Kevin, I'm going to give both you and Judaism the deserved respect; so this answer will be long but cannot claim to be complete and thorough. BTW, I tried fab4's links, but they didn't work for me.
Judaism has been around for about 4000 years. Issues of medical ethics, including organ transplantation are far from new. Halacha (Jewish law) is as deep and thorough as any legal or ethical investigation (ask any law professor with experience in both); but the goals and conclusions of halacha are aimed to fulfilling God's commandments as we have understood them for the last several thousand years.
Conclusions in halacha can change with the relevant data input. For instance, when heart transplants were first done the survival rate was pretty dismal. As such, halacha authorities (typically the few greatest rabbinic figures in a generation) were not quick to approve of this. As the risks have become smaller and the benefits larger, the halacha/law hasn't changed, but the conclusions have based on a different realitiy.
So any answer you get today, may be up for review in the future.
Lastly, the answer you get depends on who you ask. Voices in the more 'liberal' streams of Judaism (Reform, Conservative, etc.) are far more likely to give a relatively uncomplicated 'yes, go for it' to your question. The more traditional voices (Orthodox in the several variations, with which I indentify personally) are going to be more bound by the traditional definitions and applications and methodologies of halacha/Jewish law.

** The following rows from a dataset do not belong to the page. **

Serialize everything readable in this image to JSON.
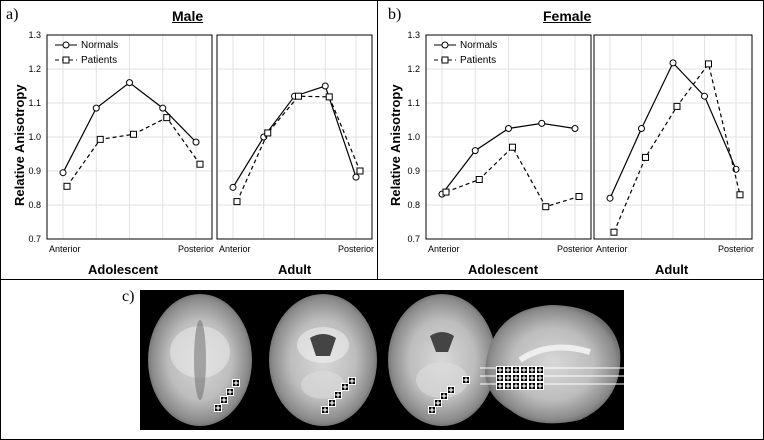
{
  "panel_a": {
    "label": "a)",
    "title": "Male"
  },
  "panel_b": {
    "label": "b)",
    "title": "Female"
  },
  "panel_c": {
    "label": "c)"
  },
  "ylabel": "Relative Anisotropy",
  "group_labels": [
    "Adolescent",
    "Adult"
  ],
  "x_tick_labels": [
    "Anterior",
    "Posterior"
  ],
  "legend": [
    "Normals",
    "Patients"
  ],
  "y_ticks": [
    "0.7",
    "0.8",
    "0.9",
    "1.0",
    "1.1",
    "1.2",
    "1.3"
  ],
  "chart_data": [
    {
      "type": "line",
      "title": "Male",
      "group": "Adolescent",
      "ylim": [
        0.7,
        1.3
      ],
      "ylabel": "Relative Anisotropy",
      "series": [
        {
          "name": "Normals",
          "values": [
            0.895,
            1.085,
            1.16,
            1.085,
            0.985
          ]
        },
        {
          "name": "Patients",
          "values": [
            0.855,
            0.993,
            1.008,
            1.057,
            0.92
          ]
        }
      ]
    },
    {
      "type": "line",
      "title": "Male",
      "group": "Adult",
      "ylim": [
        0.7,
        1.3
      ],
      "series": [
        {
          "name": "Normals",
          "values": [
            0.852,
            1.0,
            1.12,
            1.15,
            0.882
          ]
        },
        {
          "name": "Patients",
          "values": [
            0.81,
            1.012,
            1.12,
            1.118,
            0.9
          ]
        }
      ]
    },
    {
      "type": "line",
      "title": "Female",
      "group": "Adolescent",
      "ylim": [
        0.7,
        1.3
      ],
      "ylabel": "Relative Anisotropy",
      "series": [
        {
          "name": "Normals",
          "values": [
            0.832,
            0.96,
            1.025,
            1.04,
            1.025
          ]
        },
        {
          "name": "Patients",
          "values": [
            0.838,
            0.875,
            0.97,
            0.795,
            0.825
          ]
        }
      ]
    },
    {
      "type": "line",
      "title": "Female",
      "group": "Adult",
      "ylim": [
        0.7,
        1.3
      ],
      "series": [
        {
          "name": "Normals",
          "values": [
            0.82,
            1.025,
            1.218,
            1.12,
            0.905
          ]
        },
        {
          "name": "Patients",
          "values": [
            0.72,
            0.94,
            1.09,
            1.215,
            0.83
          ]
        }
      ]
    }
  ]
}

So, to your actual question: yes, maybe, no.
There are issues regarding both the donation and the receiving/transplantation. I won't try to cover them all. At the end of this answer I'll suggest some further sources for you. In general, there is not objection in principle to transplantation; the devil is in the details.
Judaism places a very high value on saving human life. That may not, however, usually come at the expense of another life. So, living donations and transplantations such as kidneys may be far less of a problem.
The problem arises in defining death. For general transplantation purposes in America, death is defined as brain stem death. There is a deabte among the greatest living Jewish authorities if that can be an acceptable definition in place of the traditional and established criteria of cardiac death used in Jewish law. If brain stem death is NOT acceptable, then according to the Torah if I remove an organ from a body with a beating heart, I am committing a murder. See the dilemna? So definition of death is of paramount importance and our biggest problem here. The HODS website has very good summary of this issue at http://www.hods.org/english/issuesE.shtml
. Look under Brain Stem Death.
When I raised this issue with our local transplant coordinator, she had never heard of it. I assure you that in your area (NYC) there are many Jews for whom this is very important. They will likely want to discuss this with their rabbi for guidance so as not to commit or be party to a grave transgression. There are Orthodox authorities who advocate relying on Brain Stem Death (BSD), and their congregants are more likely to donate. There are authorities who do not accept the BSD definition, and donation and transplantation are less likely for their communities. Again, I urge you to see the summary on the HODS website.
Fred Rosner, MD; Rabbi J. David Bleich, Rabbi Moshe Tendler are all authors in your area who have written on this in English. Dr. Rosner and Rabbi Bleich edited a volume called Jewish Bioethics which is now quite old, but an excellent introduction. The Schlesinger Institute at Shaarei Tzedek Hospital in Jerusalem, Israel published Jewish Medical Ethics (vol. I) with a more recent introduction to the topic. They also publish and English language edition of the Journal of Jewish Medical Ethics. Rabbi Bleich also covered some of this in his book from '81 title Judaism and Healing.
I hope this helps. For more info you might contact locally the students at Yeshiva University who are active in the National Medical Halacha Society.